You should see the messages automatically show up on the Consumer terminal similr to the below output:

![](images/kafka-producer-consumer.png)


__Congratulations! You've just successfully completed your first Kafka hands-on excercise!__

# Data Engineer vs. DevOps in Organizations

In the real-world, it is not that common for Data Engineers to create an entirely new Kafka cluster from scratch.

Rather, in large organizations such as Fortune 500 companies, there are multiple teams that are responsible to setup the technology infrastructure and foundation for the Data Engineers to use.

These teams are often called "Infrastructure Operations" or "DevOps" teams.  These teams work with the senior Architects and are the ones responsible for creating the technology roadmap, system design and infrastructure for the rest of the organization.  For example, they will be responsible for creating and maintaining the Hadoop Cluster, Apache Spark environment, Kafka Cluster etc. They are also responsible for backups, disaster recovery, fault tolerance and the stability of the various systems.

The Data Engineering team mainly focuses on system, software, and ETL Development activities.  They will mainly be users of the corporate systems by obtaining access to the various servers and tools.  The Data Engineering team will also generally provide the technical requirements and specifications for the enviornment (such Kafka Topic details, retention period etc.) during the system design process and report any feedback they have of the current system.  

In smaller to mid-size companies, it could be possible that a Data Engineer will also support by creating infrastructure components such as deploying an Apache Spark cluster and connecting it to a Kafka cluster. This is sometimes called a "DataOps" role.
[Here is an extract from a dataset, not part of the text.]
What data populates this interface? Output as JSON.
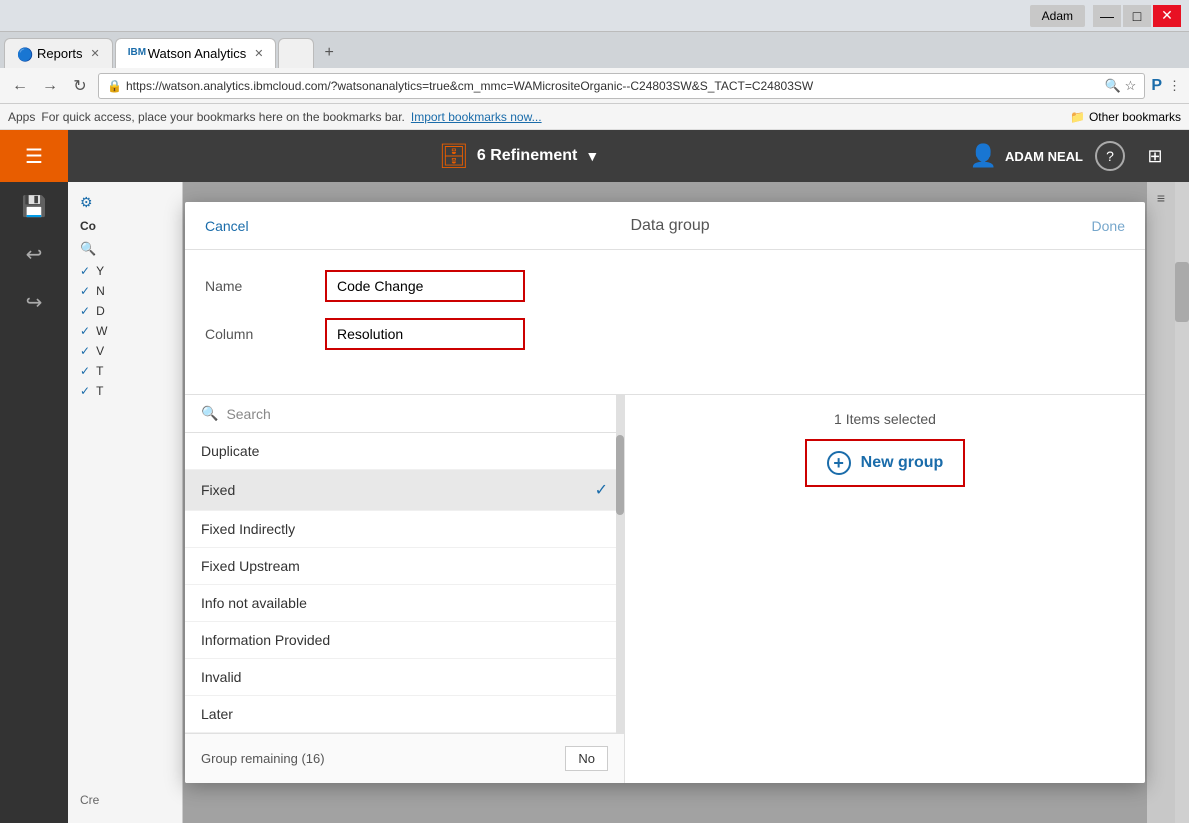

What is important for the Data Engineer to understand is the __configuration properties__ that each component provides and how to edit/update those properties so we're able to use them in the Data Pipeline.   

Here is a brief description of a typical role a DevOps Engineer plays in large organizations:
- __[DevOps Job Description](https://targetjobs.co.uk/careers-advice/job-descriptions/devops-engineer-job-description)__

#  Key Lesson Takeaways

By completing this lesson, you've achieved the following:
- Understood in greater detail the Kafka Topology and how each component interacts with other components.
- Reviewed Kafka Broker concepts and the various configurable parameters available. 
- Reviewed the Kafka Zookeeper concepts and the various configurable parameters available.
- Reviewed the Kafka Topic and Partition concepts and the various configurable parameters available.
- Reviewed the Kafka Producer concepts and the various configurable parameters available.
- Reviewed the Kafka Consumer concepts and the various configurable parameters available.
- Executed Kafka hands-on using a local device, created a new Topic,  and produced/consumed JSON messages in real-time.
- Bonus: Setup a Kafka cluster in an Amazon cloud and went through the various steps to configure and run the system
- Understood the differences between a Data Engineer and a DevOps Engineer job description in corporations.